The first Office of Health Economics (OHE) disease state booklet, written in 1962, was entitled ‘Progress against Tuberculosis’ and was published at a time of great optimism among health care professionals involved in the battle against tuberculosis (TB).Effective anti-tuberculosis medications had recently been developed and were in widespread use. The booklet noted that ‘ … the use of these drugs, combined with traditional methods of treatment, had opened up the possibility of the final defeat of TB in Britain within 15 years’.

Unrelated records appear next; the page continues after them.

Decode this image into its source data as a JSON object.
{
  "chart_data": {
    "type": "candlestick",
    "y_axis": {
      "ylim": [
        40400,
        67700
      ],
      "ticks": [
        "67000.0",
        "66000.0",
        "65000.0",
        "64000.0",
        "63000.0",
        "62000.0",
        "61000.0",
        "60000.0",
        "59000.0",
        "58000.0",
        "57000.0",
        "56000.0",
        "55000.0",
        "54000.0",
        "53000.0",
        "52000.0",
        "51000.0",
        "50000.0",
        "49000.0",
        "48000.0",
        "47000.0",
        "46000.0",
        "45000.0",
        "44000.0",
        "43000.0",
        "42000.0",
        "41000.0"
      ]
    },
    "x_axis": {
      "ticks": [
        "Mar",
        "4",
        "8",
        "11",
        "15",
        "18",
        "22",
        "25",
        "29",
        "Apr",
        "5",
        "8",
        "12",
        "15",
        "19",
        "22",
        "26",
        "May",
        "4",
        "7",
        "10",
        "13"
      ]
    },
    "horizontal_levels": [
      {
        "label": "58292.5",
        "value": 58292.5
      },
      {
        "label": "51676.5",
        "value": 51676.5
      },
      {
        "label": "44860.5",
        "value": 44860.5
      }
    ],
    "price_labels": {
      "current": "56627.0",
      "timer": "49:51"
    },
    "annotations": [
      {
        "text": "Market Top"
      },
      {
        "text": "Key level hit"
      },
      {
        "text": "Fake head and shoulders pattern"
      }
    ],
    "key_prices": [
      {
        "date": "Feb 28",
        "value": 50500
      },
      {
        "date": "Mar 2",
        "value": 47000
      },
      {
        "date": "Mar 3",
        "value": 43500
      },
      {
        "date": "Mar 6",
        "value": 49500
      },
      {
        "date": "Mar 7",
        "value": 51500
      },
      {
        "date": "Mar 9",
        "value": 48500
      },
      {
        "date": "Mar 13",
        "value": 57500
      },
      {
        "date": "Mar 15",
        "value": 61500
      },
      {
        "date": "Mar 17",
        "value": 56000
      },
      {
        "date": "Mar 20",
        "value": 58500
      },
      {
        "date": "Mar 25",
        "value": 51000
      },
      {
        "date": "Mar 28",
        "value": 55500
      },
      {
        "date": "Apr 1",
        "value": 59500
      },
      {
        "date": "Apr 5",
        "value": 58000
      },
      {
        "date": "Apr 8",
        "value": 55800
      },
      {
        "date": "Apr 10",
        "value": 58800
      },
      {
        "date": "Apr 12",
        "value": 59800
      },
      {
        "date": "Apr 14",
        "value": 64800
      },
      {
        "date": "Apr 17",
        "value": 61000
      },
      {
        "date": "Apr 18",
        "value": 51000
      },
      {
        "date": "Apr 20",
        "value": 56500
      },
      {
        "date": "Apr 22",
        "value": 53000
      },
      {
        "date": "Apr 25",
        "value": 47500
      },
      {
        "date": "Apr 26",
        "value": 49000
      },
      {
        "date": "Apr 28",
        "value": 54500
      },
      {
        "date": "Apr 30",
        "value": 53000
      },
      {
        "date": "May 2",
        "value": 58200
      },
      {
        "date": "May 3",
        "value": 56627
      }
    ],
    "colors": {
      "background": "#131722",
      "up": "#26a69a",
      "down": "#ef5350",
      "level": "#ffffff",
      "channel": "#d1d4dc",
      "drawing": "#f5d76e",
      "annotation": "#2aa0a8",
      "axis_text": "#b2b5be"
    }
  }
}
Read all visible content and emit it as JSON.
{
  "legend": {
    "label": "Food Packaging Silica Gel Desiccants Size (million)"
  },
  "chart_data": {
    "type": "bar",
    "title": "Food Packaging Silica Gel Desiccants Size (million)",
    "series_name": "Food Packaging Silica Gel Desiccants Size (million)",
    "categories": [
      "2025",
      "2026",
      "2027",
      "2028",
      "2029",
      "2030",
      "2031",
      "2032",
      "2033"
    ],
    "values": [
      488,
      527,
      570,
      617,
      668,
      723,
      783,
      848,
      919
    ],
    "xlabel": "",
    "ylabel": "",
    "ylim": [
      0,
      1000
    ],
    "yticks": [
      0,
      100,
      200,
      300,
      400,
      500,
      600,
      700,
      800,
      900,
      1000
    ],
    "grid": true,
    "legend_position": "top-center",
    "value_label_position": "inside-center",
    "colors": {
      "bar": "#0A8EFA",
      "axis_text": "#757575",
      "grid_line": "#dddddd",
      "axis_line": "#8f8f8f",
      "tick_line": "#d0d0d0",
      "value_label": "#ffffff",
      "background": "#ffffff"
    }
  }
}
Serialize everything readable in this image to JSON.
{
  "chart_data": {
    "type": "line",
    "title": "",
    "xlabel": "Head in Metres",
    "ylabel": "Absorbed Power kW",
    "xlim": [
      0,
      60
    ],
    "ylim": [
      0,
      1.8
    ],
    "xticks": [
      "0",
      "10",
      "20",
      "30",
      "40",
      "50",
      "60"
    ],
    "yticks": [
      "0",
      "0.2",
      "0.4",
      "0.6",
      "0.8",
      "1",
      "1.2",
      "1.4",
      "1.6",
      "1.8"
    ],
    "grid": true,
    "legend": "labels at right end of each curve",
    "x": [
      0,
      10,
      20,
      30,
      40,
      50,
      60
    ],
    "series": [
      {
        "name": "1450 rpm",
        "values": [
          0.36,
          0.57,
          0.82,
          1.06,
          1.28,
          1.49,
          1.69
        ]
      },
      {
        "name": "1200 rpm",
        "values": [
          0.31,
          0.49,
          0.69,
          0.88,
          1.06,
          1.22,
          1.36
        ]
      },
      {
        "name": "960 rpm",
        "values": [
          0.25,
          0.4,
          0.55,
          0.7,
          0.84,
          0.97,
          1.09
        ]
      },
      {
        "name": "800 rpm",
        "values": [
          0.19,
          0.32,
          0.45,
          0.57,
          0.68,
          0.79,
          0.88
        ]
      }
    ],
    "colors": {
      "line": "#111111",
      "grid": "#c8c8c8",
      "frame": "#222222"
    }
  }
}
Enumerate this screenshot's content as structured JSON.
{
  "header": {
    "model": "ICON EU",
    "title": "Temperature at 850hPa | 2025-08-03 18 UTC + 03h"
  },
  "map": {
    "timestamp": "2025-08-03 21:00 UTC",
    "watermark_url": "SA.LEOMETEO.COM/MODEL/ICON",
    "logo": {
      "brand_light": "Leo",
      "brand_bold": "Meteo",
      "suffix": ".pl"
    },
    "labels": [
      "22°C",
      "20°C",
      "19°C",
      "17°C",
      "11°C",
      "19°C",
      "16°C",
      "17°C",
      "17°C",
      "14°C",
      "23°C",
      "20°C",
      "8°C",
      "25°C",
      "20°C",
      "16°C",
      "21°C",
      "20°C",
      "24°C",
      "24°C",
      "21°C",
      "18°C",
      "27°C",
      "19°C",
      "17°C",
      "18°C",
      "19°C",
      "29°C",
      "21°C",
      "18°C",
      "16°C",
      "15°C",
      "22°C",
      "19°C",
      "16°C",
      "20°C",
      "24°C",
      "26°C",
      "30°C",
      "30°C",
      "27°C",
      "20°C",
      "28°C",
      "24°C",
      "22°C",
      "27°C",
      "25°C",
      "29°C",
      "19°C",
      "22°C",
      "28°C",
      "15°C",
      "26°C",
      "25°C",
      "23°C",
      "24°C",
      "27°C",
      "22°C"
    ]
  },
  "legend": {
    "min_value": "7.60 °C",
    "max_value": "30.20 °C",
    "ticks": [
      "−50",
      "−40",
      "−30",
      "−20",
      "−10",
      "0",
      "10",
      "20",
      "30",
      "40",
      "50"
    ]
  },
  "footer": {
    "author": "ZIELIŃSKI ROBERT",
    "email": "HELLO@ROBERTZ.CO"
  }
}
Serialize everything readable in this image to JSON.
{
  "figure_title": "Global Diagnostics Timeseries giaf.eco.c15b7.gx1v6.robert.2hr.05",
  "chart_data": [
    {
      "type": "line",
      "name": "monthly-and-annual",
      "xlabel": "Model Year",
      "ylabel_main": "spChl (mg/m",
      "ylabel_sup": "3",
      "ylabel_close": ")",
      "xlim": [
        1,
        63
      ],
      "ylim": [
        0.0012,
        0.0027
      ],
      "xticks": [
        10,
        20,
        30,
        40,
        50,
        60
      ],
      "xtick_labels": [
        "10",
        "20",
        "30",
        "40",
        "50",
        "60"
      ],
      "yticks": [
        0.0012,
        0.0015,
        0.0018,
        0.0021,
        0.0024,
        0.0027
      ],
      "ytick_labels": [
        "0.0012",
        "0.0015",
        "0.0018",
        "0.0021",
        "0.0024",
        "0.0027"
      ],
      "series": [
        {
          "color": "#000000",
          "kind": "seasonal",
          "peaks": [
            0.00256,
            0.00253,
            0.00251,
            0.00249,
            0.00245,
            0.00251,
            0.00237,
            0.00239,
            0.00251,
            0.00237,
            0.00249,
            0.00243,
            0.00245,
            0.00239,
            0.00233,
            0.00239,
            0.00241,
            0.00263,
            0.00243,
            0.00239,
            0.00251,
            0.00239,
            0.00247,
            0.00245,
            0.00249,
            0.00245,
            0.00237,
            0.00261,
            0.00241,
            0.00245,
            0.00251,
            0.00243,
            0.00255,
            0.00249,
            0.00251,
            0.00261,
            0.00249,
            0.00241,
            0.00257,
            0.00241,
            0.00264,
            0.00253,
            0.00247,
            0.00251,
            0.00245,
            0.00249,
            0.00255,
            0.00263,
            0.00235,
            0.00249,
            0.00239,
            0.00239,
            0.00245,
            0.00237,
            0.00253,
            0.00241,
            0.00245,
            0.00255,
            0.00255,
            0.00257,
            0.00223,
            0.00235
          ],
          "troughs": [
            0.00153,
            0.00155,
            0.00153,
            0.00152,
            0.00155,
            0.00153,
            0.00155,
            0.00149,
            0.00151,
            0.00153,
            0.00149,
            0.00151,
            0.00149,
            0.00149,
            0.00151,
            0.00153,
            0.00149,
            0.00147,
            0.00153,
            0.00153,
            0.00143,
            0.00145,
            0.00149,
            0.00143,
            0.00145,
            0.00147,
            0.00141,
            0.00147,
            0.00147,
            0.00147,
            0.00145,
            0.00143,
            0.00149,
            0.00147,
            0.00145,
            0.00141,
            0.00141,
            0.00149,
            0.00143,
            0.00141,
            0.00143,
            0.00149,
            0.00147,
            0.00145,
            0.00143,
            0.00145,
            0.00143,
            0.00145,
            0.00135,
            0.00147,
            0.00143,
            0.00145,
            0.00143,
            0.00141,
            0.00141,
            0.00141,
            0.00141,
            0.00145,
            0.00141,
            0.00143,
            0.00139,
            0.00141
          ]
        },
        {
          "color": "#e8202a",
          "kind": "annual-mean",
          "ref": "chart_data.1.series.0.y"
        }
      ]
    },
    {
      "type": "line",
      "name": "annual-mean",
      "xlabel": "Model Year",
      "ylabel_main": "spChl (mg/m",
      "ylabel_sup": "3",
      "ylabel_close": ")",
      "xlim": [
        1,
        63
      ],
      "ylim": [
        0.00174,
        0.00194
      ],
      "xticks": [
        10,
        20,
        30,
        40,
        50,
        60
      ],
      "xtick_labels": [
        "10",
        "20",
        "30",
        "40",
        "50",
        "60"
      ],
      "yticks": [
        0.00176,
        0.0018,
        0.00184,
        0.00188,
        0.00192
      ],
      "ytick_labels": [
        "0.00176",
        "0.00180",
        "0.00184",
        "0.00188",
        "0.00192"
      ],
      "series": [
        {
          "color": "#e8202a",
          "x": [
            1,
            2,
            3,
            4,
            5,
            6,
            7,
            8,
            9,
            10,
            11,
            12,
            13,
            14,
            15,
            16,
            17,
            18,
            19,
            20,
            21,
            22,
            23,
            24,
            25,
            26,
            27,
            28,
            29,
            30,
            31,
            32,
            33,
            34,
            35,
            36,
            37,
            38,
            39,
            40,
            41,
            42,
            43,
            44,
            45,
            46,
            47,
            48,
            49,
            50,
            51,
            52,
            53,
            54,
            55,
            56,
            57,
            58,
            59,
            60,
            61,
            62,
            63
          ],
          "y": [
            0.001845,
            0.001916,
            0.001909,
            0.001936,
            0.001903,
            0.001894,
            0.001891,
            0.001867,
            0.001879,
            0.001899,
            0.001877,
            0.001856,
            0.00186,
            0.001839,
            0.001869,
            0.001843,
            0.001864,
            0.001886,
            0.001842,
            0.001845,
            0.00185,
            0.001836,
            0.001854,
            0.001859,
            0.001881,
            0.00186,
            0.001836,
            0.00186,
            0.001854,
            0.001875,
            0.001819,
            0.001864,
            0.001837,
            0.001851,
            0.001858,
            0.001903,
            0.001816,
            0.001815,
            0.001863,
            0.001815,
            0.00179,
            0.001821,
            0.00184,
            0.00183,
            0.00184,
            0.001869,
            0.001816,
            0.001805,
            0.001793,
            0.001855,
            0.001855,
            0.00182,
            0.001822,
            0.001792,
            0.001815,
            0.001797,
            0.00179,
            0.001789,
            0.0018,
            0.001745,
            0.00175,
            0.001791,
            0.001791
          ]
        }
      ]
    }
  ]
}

Thirty-five years on that optimism appears misplaced. Approximately 6,000 TB notifications and 600 deaths are still reported annually in the UK. In addition, the continual decline in TB-associated morbidity and mortality that had occurred throughout this century (except during the war-effected 1940s) has not been apparent during the current decade. The 1990s have been a period when TB notifications have levelled out and, indeed, have even increased.

The global problem is even more acute. The World Health Organisation (WHO) estimated the incidence and mortality of TB in 1990 to be 7.5 million and 2.5 million, respectively (Dolin et al, 1994). These figures are predicted to rise to 10.2 million and 3.5 million, respectively, by the year 2000. TB is now the single largest infectious disease killer in the world.

This paper sets out what is currently known about TB and asks why a disease which we thought we had the capability to eradicate three decades ago is not only still with us but causing morbidity and mortality on such a scale that the WHO declared TB a global emergency in 1993. The clinical aspects of TB are presented in Chapter Two. Chapter Three covers the epidemiology of the disease, from both a global and a UK perspective. Available diagnostic procedures are outlined in Chapter Four. Prevention and treatment techniques are discussed in Chapters Five and Six, respectively. Economic issues relevant to TB are considered in Chapter Seven. These include the cost implications of TB to the UK National Health Service, and the appropriateness of continuing with a non-selective teenage BCG vaccination programme in the United Kingdom. Conclusions that can be drawn from the available data, with particular emphasis on implications for the UK, are discussed in Chapter Eight.